On the inflation side, Core PCE, the FED’s preferred gauge came in slightly higher than expected, up 0.2% MoM, resulting in a flat YoY reading at 2.6%, versus the expected 2.5%. Along with anchored U. of Mich. 1yr Inflation Expectations at 2.9%, the window for a cutting cycle appears to be broadening.
Next Week’s Notes: Next week will be important on the data front as we receive the final releases for July alongside the beginning-of-the-month data, offering significant insights into the steel sector and the labor market, as well as featuring a FED interest rate decision.
Starting with the manufacturing sector, the final July FED Manufacturing Survey and the July PMIs will be released. The Dallas index has market expectations of rising to -14.2 from June’s -15.1. The ISM Manufacturing PMI is forecasted to improve slightly to 49 from June’s 48.5, and the final results of the S&P Global US Manufacturing PMI will be issued, with the preliminary reading at 49.5.

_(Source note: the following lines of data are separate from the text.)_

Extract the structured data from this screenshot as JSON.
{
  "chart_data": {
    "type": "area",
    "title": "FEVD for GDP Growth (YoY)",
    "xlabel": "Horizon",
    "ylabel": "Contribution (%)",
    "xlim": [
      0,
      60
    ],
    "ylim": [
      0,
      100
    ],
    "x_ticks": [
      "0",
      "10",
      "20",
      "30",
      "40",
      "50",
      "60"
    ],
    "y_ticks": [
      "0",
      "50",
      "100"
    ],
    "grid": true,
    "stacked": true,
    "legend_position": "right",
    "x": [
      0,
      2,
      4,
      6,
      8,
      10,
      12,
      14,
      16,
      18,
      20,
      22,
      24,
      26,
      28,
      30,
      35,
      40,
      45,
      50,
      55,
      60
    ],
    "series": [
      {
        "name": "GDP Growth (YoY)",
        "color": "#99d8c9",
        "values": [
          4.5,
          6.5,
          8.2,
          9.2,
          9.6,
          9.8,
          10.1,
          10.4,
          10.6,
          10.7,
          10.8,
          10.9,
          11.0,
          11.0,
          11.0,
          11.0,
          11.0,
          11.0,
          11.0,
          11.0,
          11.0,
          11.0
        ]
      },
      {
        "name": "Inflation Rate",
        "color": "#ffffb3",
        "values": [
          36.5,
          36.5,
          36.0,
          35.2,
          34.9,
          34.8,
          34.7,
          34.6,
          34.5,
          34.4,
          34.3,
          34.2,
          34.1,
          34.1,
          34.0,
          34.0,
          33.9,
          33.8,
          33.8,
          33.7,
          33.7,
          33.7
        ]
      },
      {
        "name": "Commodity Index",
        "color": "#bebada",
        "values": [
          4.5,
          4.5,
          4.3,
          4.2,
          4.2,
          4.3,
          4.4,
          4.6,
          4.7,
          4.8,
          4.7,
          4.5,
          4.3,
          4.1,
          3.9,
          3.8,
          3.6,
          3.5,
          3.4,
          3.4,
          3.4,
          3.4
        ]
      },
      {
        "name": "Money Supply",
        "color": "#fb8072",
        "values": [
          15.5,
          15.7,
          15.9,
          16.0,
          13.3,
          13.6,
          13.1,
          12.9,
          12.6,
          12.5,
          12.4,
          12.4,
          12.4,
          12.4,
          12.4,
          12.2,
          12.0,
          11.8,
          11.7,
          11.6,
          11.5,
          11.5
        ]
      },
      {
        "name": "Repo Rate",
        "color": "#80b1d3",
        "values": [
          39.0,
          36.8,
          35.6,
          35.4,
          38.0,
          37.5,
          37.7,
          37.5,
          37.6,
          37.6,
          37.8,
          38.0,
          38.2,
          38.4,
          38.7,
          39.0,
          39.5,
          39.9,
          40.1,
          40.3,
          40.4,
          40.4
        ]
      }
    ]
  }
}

Additionally, June’s Construction Spending MoM is anticipated for a 0.2% increase, a rebound from May’s -0.1% decline, and we will also receive the final June data for Durable Goods Orders, which in initial results sharply disappointed. Furthermore, July’s Wards Total Vehicle Sales are projected to jump up to 16.20m, which would be a notable increase from June’s 15.29m sales.
In the upcoming week we are also set for housing sector data, with updates on prices and rates, as well as June Pending Home Sales.
The labor market will be under scrutiny with the release of fresh data. July’s Change in Manufacturing and Nonfarm Payrolls are expected, with Nonfarm Payrolls anticipated to decline to 175k from 206k. The Unemployment Rate is forecasted to hold steady at 4.1% in July. The additional data will include June’s JOLTS Job Openings, July’s Challenger Job Cuts, the weekly Initial and Continuing Jobless Claims, and updates on wages and labor costs.
Finally, the FOMC Rate Decision will be closely watched. The upper and lower bounds of the interest rate are anticipated to remain unchanged at 5.50% and 5.25%. The market is currently pricing in the first FED Funds cut in September, so the tone of the Chairman will be crucial for providing insights on monetary policy and economic conditions moving forward.